The D & O carrier filed a motion to dismiss essentially raising two points: first, it asserted that there had been no “wrongful act” within the meaning of the D & O policy; and second, because the vendor’s claims all sounded in breach of contract, there would be no coverage under plaintiff’s liability insurance policy. See, e.g., August Entertainment, Inc. v. Philadelphia Indemnity Ins. Co., 146 Cal. App. 4th 565 (2007).

In a victory for policyholders, the Court rejected both of these arguments.

As to the carrier’s argument that there had been no “wrongful act,” the Court ruled that extrinsic facts known to State Farm suggested that there was a potential claim for coverage based on plaintiff’s Treasurer’s error, negligence, or breach of duty in authorizing the payment as directed by the fraudulent email. The Court found that the extrinsic evidence known to State Farm “support a finding that plaintiff’s Treasurer committed a ‘wrongful act’ when he transmitted payment of the vendor’s invoice to the wrong bank account, which in turn gave rise to the vendor’s complaint for breach of contract.” Id. at * 7.

As to State Farm’s argument that breach of contract claims are not covered by liability insurance, the Court distinguished the August Entertainment case by noting that in that case, the insured had simply refused to make a payment under a contract and looked to its D & O insurer for a bailout. The Court noted held that “because the instant case is not one where a plaintiff is merely attempting to pass on its contractual obligations to its insurer, the Court does not find that it falls within the purview of California case law finding that failure to pay amounts due under a contract does not constitute a wrongful act for purposes of directors and [officers] liability coverage.Id. at * 8.

The decision in Bridlewood is notable for several reasons.

First, it is the first case to the author’s knowledge where coverage was found under a D & O policy for what is essentially computer fraud committed by a third-party hacker. Unlike the three cases cited at the beginning of this article, the focus in Bridlewood was the conduct of the plaintiff in approving payment rather than whether the conduct of the hacker amounted to a penetration of the insured’s computer system or otherwise constituted computer fraud.
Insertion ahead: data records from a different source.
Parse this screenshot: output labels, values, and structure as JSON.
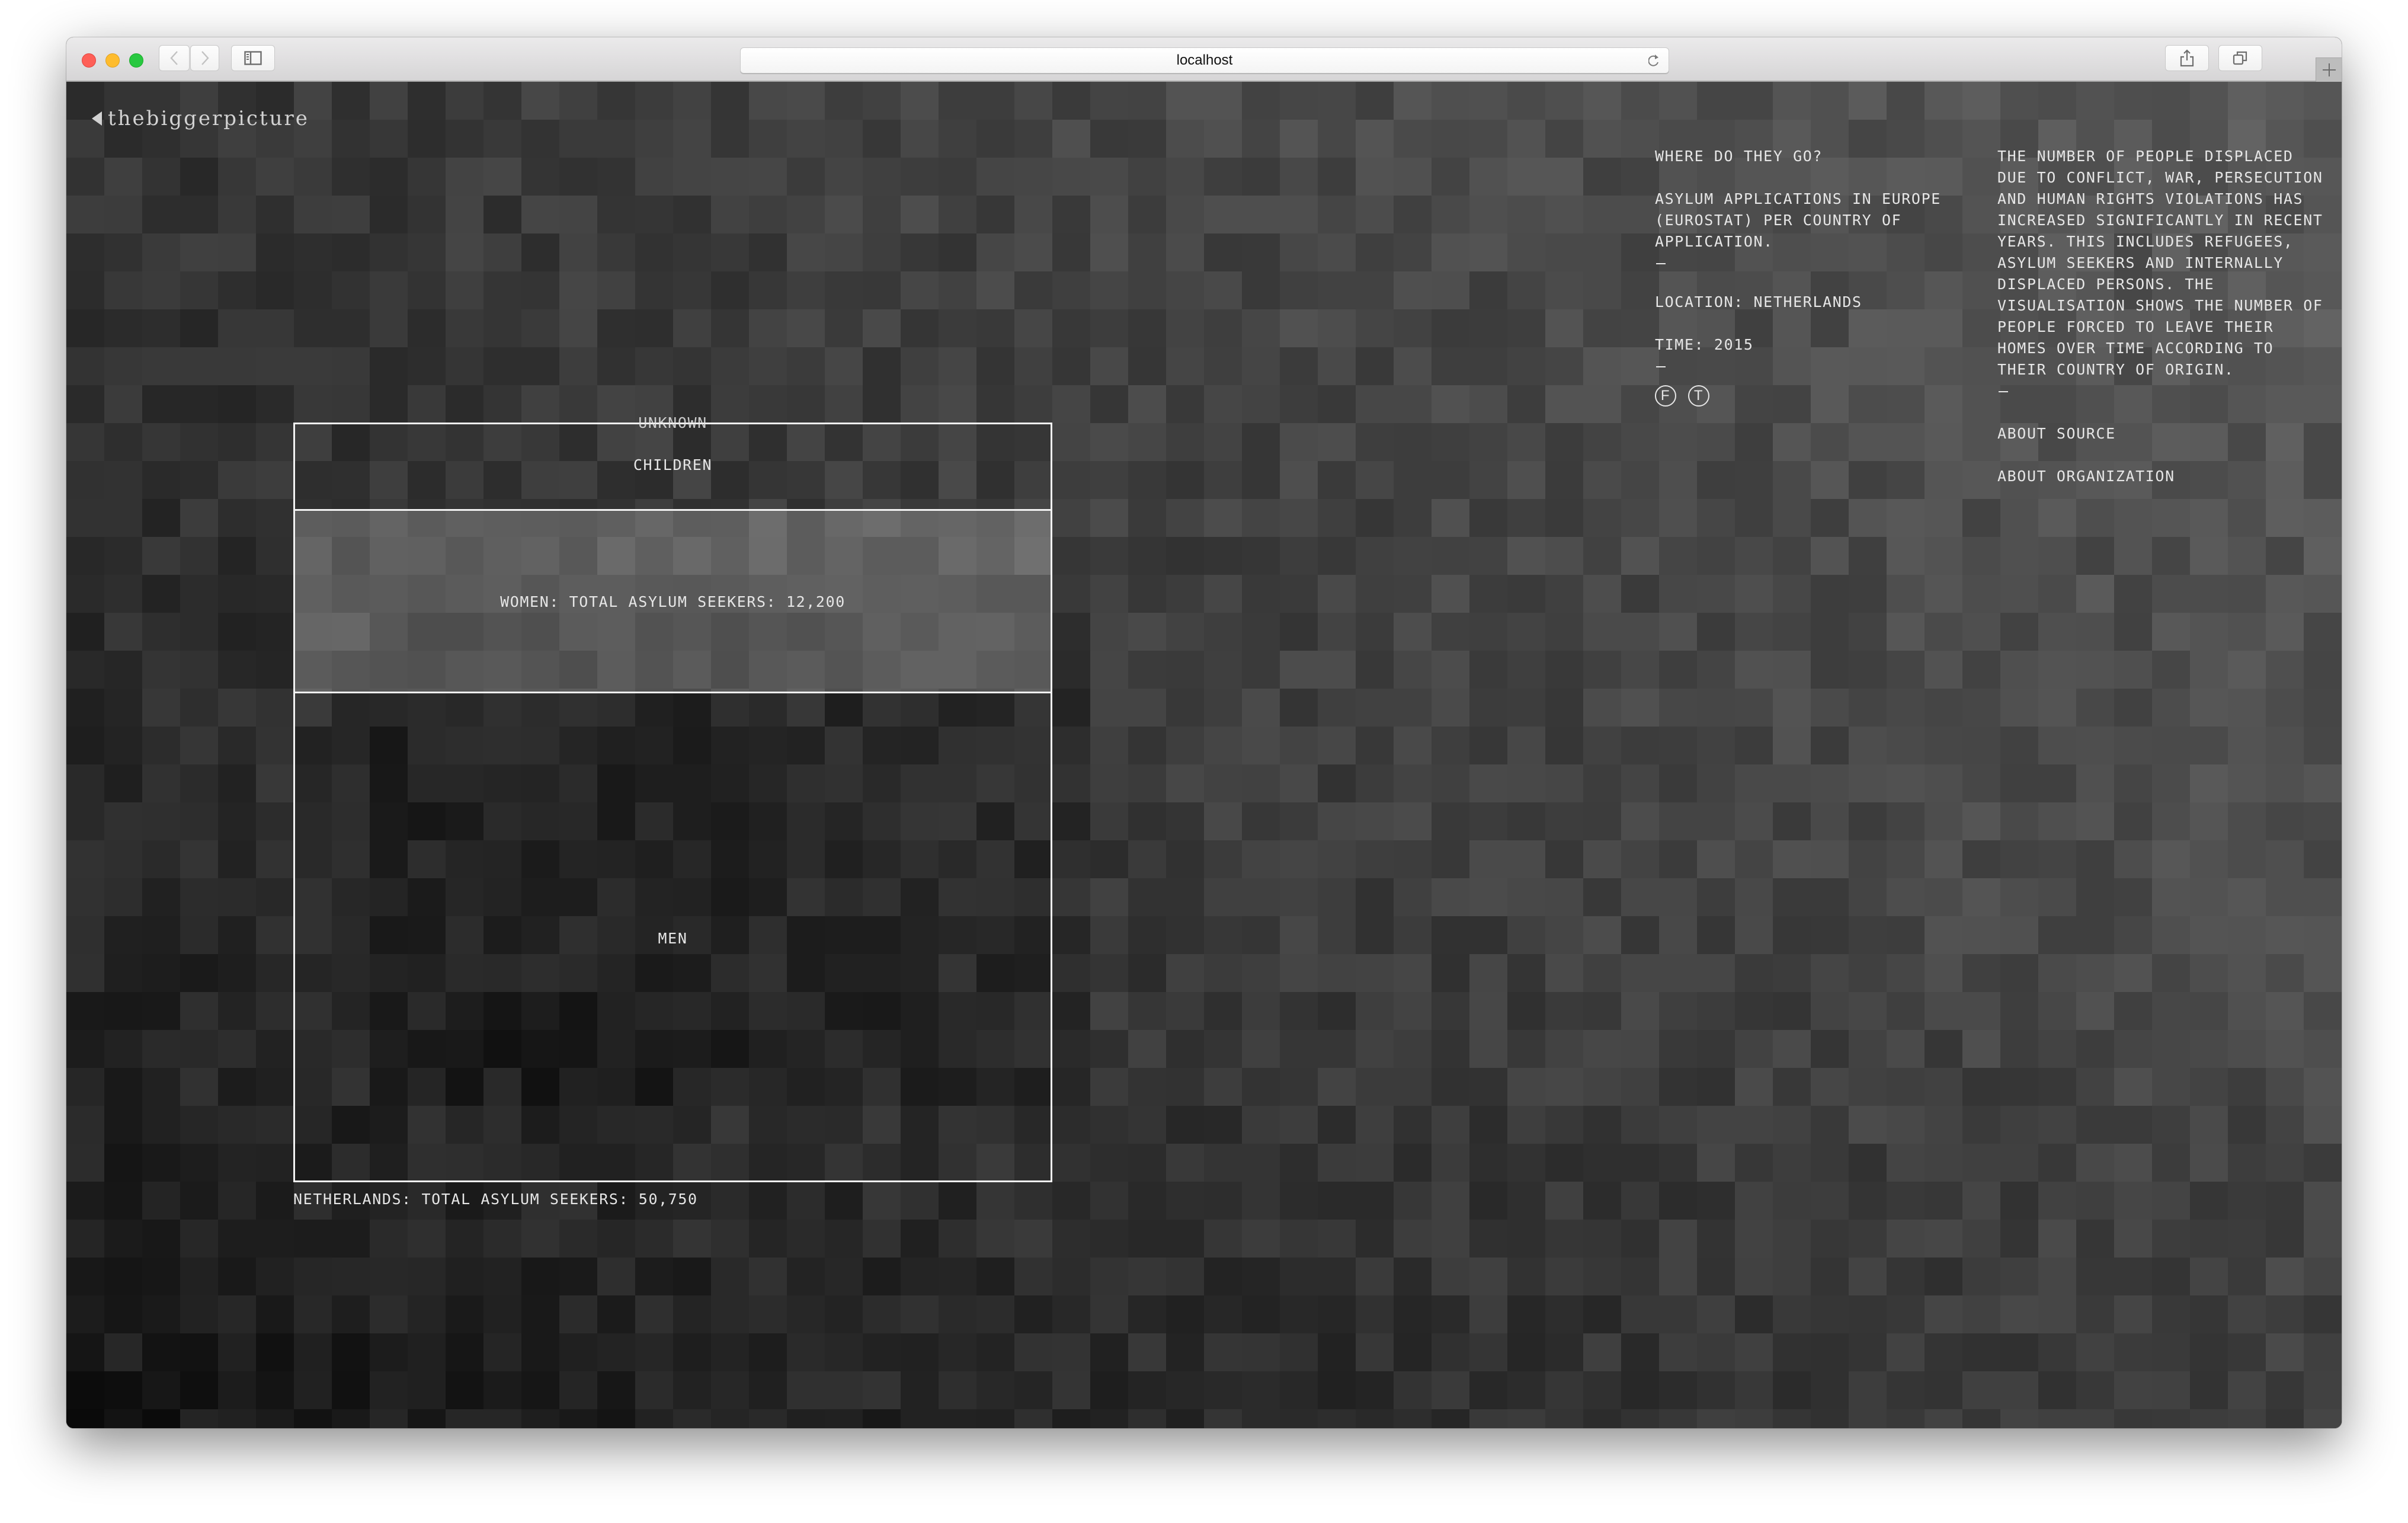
{
  "browser": {
    "url": "localhost",
    "buttons": {
      "back": "back",
      "forward": "forward",
      "sidebar": "sidebar",
      "share": "share",
      "tabs": "tabs",
      "new_tab": "+"
    }
  },
  "brand": {
    "logo_text": "thebiggerpicture",
    "back_icon": "triangle-left"
  },
  "info": {
    "heading": "WHERE DO THEY GO?",
    "description": "ASYLUM APPLICATIONS IN EUROPE (EUROSTAT) PER COUNTRY OF APPLICATION.",
    "location_label": "LOCATION:",
    "location_value": "NETHERLANDS",
    "time_label": "TIME:",
    "time_value": "2015",
    "separator": "—",
    "social": [
      {
        "name": "facebook",
        "glyph": "f"
      },
      {
        "name": "twitter",
        "glyph": "t"
      }
    ]
  },
  "about": {
    "text": "THE NUMBER OF PEOPLE DISPLACED DUE TO CONFLICT, WAR, PERSECUTION AND HUMAN RIGHTS VIOLATIONS HAS INCREASED SIGNIFICANTLY IN RECENT YEARS. THIS INCLUDES REFUGEES, ASYLUM SEEKERS AND INTERNALLY DISPLACED PERSONS. THE VISUALISATION SHOWS THE NUMBER OF PEOPLE FORCED TO LEAVE THEIR HOMES OVER TIME ACCORDING TO THEIR COUNTRY OF ORIGIN.",
    "links": [
      "ABOUT SOURCE",
      "ABOUT ORGANIZATION"
    ]
  },
  "chart_data": {
    "type": "table",
    "title": "NETHERLANDS: TOTAL ASYLUM SEEKERS: 50,750",
    "country": "NETHERLANDS",
    "year": 2015,
    "total": 50750,
    "total_label": "NETHERLANDS: TOTAL ASYLUM SEEKERS: 50,750",
    "segments": [
      {
        "key": "unknown",
        "label": "UNKNOWN",
        "share": 0.0,
        "highlighted": false
      },
      {
        "key": "children",
        "label": "CHILDREN",
        "share": 0.116,
        "highlighted": false
      },
      {
        "key": "women",
        "label": "WOMEN: TOTAL ASYLUM SEEKERS: 12,200",
        "value": 12200,
        "share": 0.24,
        "highlighted": true
      },
      {
        "key": "men",
        "label": "MEN",
        "share": 0.644,
        "highlighted": false
      }
    ]
  },
  "colors": {
    "text": "#e6e6e6",
    "frame": "#f2f2f2",
    "highlight_overlay": "rgba(255,255,255,0.22)"
  }
}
Second, the Court’s holding that an insured’s failure to pay under a contract may constitute a “wrongful act” under a D & O policy is important. In essence, the Court looked at the conduct of the plaintiff’s Treasurer in concluding that such conduct could be characterized as negligent or otherwise in breach of some duty. In this context, the vendor’s characterization of its own claims as sounding in contract was less important in the Court’s analysis.